A companhia já teve a recuperação judicial homologada, mas não conseguiu cumprir com o plano, que já era considerado muito prejudicial aos credores por prever o pagamento de apenas 5% da dívida ao longo de 15 anos. Os demais 95% viriam na forma de debêntures emitidas no 16º ano depois da homologação do plano.

Para piorar, surgiu a pandemia do novo coronavírus no fim de 2019, o que chegou a levar ao fechamento de todas as lojas físicas da Saraiva em março e abril, interrompendo qualquer perspectiva de cumprimento do plano ou melhora no orçamento. As lojas virtuais, que foram impulsionadas pelo comércio fechado, não chegaram perto de cobrir as dívidas.

Culpa da tecnologia?

Definitivamente, um hábito que nunca foi tão popular em nosso país é a leitura, e a cada dia que passa, o livro físico e as gigantes deste mercado ganham cada vez mais concorrentes. Somados a um preço elevado dos impressos em comparação com a que a gigante americana Amazon oferece e a um mercado editorial injusto, a tarefa de produzir e vender livros nunca foi simples.

Com novos canais de venda se abriram na internet, editoras passaram a ter a opção de vender diretamente para seus clientes, empresas estrangeiras passaram a atuar no mercado nacional sem o custo de lojas físicas e plataformas que não se dedicam exclusivamente à venda de livros passaram a competir com as livrarias.

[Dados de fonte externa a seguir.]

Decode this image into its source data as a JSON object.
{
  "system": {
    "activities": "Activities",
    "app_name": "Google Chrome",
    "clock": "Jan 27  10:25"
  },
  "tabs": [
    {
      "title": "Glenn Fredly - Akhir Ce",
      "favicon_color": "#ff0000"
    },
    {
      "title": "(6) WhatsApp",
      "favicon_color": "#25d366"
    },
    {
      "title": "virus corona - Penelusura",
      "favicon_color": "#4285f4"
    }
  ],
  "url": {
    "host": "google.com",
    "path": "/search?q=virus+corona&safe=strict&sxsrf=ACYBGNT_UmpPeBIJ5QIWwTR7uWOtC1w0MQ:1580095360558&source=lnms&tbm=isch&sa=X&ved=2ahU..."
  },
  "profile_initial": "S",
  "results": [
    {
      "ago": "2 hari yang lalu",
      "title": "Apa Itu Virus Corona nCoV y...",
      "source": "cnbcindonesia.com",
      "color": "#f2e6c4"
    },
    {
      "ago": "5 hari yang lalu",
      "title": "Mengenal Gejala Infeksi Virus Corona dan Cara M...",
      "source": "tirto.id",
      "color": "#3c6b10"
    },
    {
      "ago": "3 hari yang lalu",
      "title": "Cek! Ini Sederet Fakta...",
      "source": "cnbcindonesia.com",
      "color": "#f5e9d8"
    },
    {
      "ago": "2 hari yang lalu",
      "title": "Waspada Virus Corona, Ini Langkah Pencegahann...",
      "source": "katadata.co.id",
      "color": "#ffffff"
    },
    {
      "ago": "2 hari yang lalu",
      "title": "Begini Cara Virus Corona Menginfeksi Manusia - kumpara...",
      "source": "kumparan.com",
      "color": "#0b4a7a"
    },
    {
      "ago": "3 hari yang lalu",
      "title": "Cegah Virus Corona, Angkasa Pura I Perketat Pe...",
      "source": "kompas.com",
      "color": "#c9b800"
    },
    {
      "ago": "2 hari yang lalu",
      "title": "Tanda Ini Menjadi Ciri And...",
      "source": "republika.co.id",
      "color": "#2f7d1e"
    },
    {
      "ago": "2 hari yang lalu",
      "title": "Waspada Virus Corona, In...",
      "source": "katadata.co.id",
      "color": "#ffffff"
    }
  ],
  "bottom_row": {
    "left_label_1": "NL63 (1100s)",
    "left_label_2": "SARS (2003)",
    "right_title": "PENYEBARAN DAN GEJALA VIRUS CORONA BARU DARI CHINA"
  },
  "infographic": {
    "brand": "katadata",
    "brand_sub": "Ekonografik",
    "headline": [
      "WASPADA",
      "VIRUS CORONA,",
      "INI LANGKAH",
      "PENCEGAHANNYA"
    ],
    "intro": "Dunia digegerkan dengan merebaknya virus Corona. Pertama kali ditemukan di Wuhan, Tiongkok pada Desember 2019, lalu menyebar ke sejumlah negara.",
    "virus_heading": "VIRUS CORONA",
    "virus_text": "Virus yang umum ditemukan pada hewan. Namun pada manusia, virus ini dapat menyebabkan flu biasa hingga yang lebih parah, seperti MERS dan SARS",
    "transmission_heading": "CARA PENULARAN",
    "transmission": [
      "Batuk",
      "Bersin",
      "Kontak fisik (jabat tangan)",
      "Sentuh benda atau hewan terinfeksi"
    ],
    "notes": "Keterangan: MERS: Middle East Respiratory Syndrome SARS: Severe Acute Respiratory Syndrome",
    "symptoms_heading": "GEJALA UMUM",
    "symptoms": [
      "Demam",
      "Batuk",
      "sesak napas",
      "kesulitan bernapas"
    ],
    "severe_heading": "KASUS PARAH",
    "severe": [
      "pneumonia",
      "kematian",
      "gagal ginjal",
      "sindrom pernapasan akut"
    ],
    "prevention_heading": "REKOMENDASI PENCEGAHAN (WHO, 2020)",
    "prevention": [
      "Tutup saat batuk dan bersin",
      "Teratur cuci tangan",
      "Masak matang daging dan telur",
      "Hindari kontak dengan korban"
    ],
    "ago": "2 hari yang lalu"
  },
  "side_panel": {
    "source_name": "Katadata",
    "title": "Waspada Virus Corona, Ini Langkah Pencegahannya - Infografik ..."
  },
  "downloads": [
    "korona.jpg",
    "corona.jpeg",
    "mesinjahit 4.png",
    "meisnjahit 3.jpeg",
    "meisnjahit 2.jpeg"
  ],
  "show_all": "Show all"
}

Em seu pedido de recuperação judicial, a Saraiva traz uma reflexão sobre “o sentido que a vida e os valores vêm tomando no mundo moderno”. Mas não é a Saraiva que optou por ser mais do que uma livraria? A palavra “Megastore” estampadas nas suas lojas que ainda restam, colocava um modelo de negócios a frente das experiências que uma simples poltrona poderia trazer. A nova percepção sobre o comércio de livros que gigantes como a Cultura também optou fazer, mostraram muitas expectativas de ganho, mas em um mercado bem mais competitivo.

De Livraria para Megastore, um dos erros estratégicos da Saraiva / Metrópoles.com

Um exemplo é o segmento de CDs e DVDs, que chegou a ser o segundo mais vendido na rede, sofre com a concorrência do streaming e hoje responde por menos de 10% da receita. Para Evandro Martins Fontes, sócio da editora e livraria que leva o nome da família, além de criticar o modelo de expansão adotado pelas duas redes, aponta uma conivência das grandes editoras, que não reagiram ao acúmulo crescente de dívidas das quais eram credoras.

“Essas redes optaram pelo modelo das megalojas, que envolvem altos custos de operação, inclusive os aluguéis.” E ainda afirma, “Elas foram vítima da ganância. O negócio do livro sempre foi de margens pequenas, mas todos pudemos crescer aos poucos, honrando nossos compromissos. Por ser uma empresa de capital aberto, a Saraiva tinha que divulgar os balanços financeiros. Houve um ano em que o faturamento anual deles ultrapassou 1 bilhão de reais, mas o lucro foi de apenas 3 milhões. Eu faturo muito menos e tenho margem de lucro igual ou maior”, explica.

A crise na Saraiva passa por diversas esferas, mas não é o livro, uma das maiores criações da humanidade, seu calcanhar de Aquiles. É pelo contrário, seu possível ressurgimento. Gostando ou não, o mercado costuma dar muitas respostas valiosas, e a primeira pode ser o fato de que livraria é antes de tudo, um lugar para ler, não somente comprar.